The other big theme revolves around, you guessed it, men. The Kens act as a sort of antagonist, taking over Barbieland. They basically absorb toxic masculinity and force the women to take a back seat in their society. Morons on the internet will have you believing that the film paints men as the enemies and the source of all the problems. However, it’s actually the opposite. Ken also gets his own character arc, where he succumbs to societal expectations, which is also dangerous. Yeah, the film’s second major theme revolves around the danger of society’s preconceived notions about men. While it isn’t explored as much as the other message, it’s still very prominent.

I can’t get around how well these themes are conveyed. In a movie that’s painted as a silly adventure with Barbie dolls, the writing in some portions is exceptional.
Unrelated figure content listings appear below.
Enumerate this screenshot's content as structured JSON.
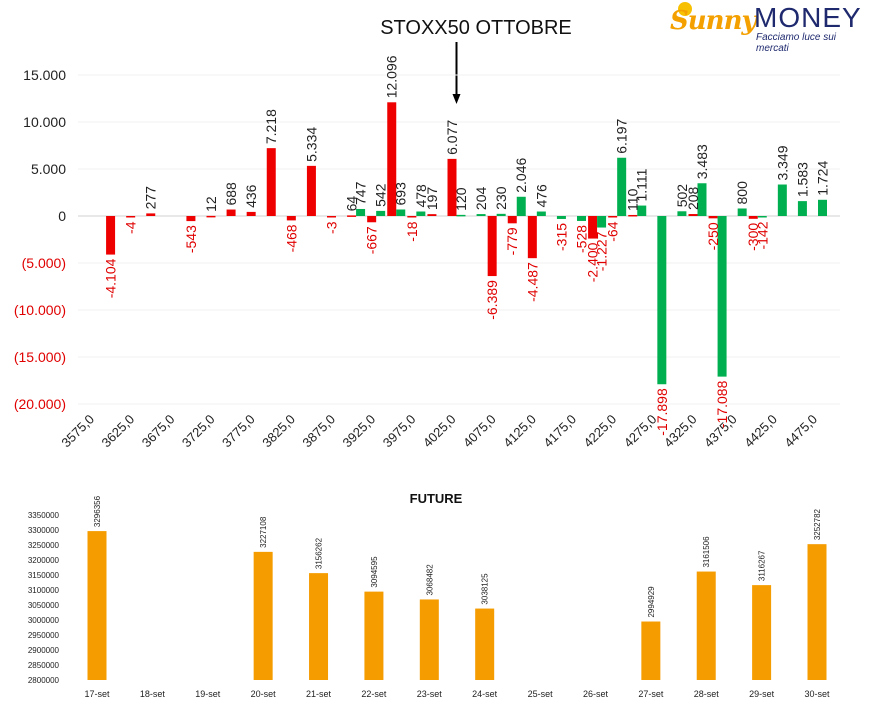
{
  "logo": {
    "brand_a": "Sunny",
    "brand_b": "MONEY",
    "tagline": "Facciamo luce sui mercati"
  },
  "colors": {
    "positive": "#00b050",
    "negative": "#ee0000",
    "future_bar": "#f59c00",
    "neg_label": "#e00000"
  },
  "chart_data": [
    {
      "type": "bar",
      "title": "STOXX50 OTTOBRE",
      "annotation_arrow_at": "4025,0",
      "y_ticks": [
        "15.000",
        "10.000",
        "5.000",
        "0",
        "(5.000)",
        "(10.000)",
        "(15.000)",
        "(20.000)"
      ],
      "y_tick_values": [
        15000,
        10000,
        5000,
        0,
        -5000,
        -10000,
        -15000,
        -20000
      ],
      "ylim": [
        -20000,
        15000
      ],
      "x_ticks": [
        "3575,0",
        "3625,0",
        "3675,0",
        "3725,0",
        "3775,0",
        "3825,0",
        "3875,0",
        "3925,0",
        "3975,0",
        "4025,0",
        "4075,0",
        "4125,0",
        "4175,0",
        "4225,0",
        "4275,0",
        "4325,0",
        "4375,0",
        "4425,0",
        "4475,0"
      ],
      "x_tick_values": [
        3575,
        3625,
        3675,
        3725,
        3775,
        3825,
        3875,
        3925,
        3975,
        4025,
        4075,
        4125,
        4175,
        4225,
        4275,
        4325,
        4375,
        4425,
        4475
      ],
      "series": [
        {
          "color": "negative",
          "strikes": [
            3600,
            3625,
            3650,
            3700,
            3725,
            3750,
            3775,
            3800,
            3825,
            3850,
            3875,
            3900,
            3925,
            3950,
            3975,
            4000,
            4025,
            4075,
            4100,
            4125,
            4200,
            4225,
            4250,
            4325,
            4350,
            4400
          ],
          "values": [
            -4104,
            -4,
            277,
            -543,
            12,
            688,
            436,
            7218,
            -468,
            5334,
            -3,
            64,
            -667,
            12096,
            -18,
            197,
            6077,
            -6389,
            -779,
            -4487,
            -2400,
            -64,
            110,
            208,
            -250,
            -300
          ],
          "labels": [
            "-4.104",
            "-4",
            "277",
            "-543",
            "12",
            "688",
            "436",
            "7.218",
            "-468",
            "5.334",
            "-3",
            "64",
            "-667",
            "12.096",
            "-18",
            "197",
            "6.077",
            "-6.389",
            "-779",
            "-4.487",
            "-2.400",
            "-64",
            "110",
            "208",
            "-250",
            "-300"
          ]
        },
        {
          "color": "positive",
          "strikes": [
            3900,
            3925,
            3950,
            3975,
            4025,
            4050,
            4075,
            4100,
            4125,
            4150,
            4175,
            4200,
            4225,
            4250,
            4275,
            4300,
            4325,
            4350,
            4375,
            4400,
            4425,
            4450,
            4475
          ],
          "values": [
            747,
            542,
            693,
            478,
            120,
            204,
            230,
            2046,
            476,
            -315,
            -528,
            -1227,
            6197,
            1111,
            -17898,
            502,
            3483,
            -17088,
            800,
            -142,
            3349,
            1583,
            1724
          ],
          "labels": [
            "747",
            "542",
            "693",
            "478",
            "120",
            "204",
            "230",
            "2.046",
            "476",
            "-315",
            "-528",
            "-1.227",
            "6.197",
            "1.111",
            "-17.898",
            "502",
            "3.483",
            "-17.088",
            "800",
            "-142",
            "3.349",
            "1.583",
            "1.724"
          ]
        }
      ]
    },
    {
      "type": "bar",
      "title": "FUTURE",
      "categories": [
        "17-set",
        "18-set",
        "19-set",
        "20-set",
        "21-set",
        "22-set",
        "23-set",
        "24-set",
        "25-set",
        "26-set",
        "27-set",
        "28-set",
        "29-set",
        "30-set"
      ],
      "values": [
        3296356,
        null,
        null,
        3227108,
        3156262,
        3094595,
        3068482,
        3038125,
        null,
        null,
        2994929,
        3161506,
        3116267,
        3252782
      ],
      "y_ticks": [
        "3350000",
        "3300000",
        "3250000",
        "3200000",
        "3150000",
        "3100000",
        "3050000",
        "3000000",
        "2950000",
        "2900000",
        "2850000",
        "2800000"
      ],
      "ylim": [
        2800000,
        3350000
      ]
    }
  ]
}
The movie also succeeds when it comes to visuals. In Barbieland, where the majority of the movie takes place, your eyes won’t be disappointed. Its colorful atmosphere coupled with the enjoyable set makes for a very fun viewing experience. Also, I want to point out the comedy. There were comedic moments in the movie that really hit. Ryan Gosling’s Ken has some of the funniest moments in the movie that I feel will make anyone laugh.

Overall, Barbie is an unexpected treat. While the narrative does jump around and everyone besides Barbie and Ken don’t do much, the themes of feminism and toxic masculinity are exceptional. I’m still thoroughly impressed with how well they handled the themes in a movie about a toy. Additionally, fun visuals with great comedic moments (mostly from Ryan Gosling) make for a movie most people will find pretty good!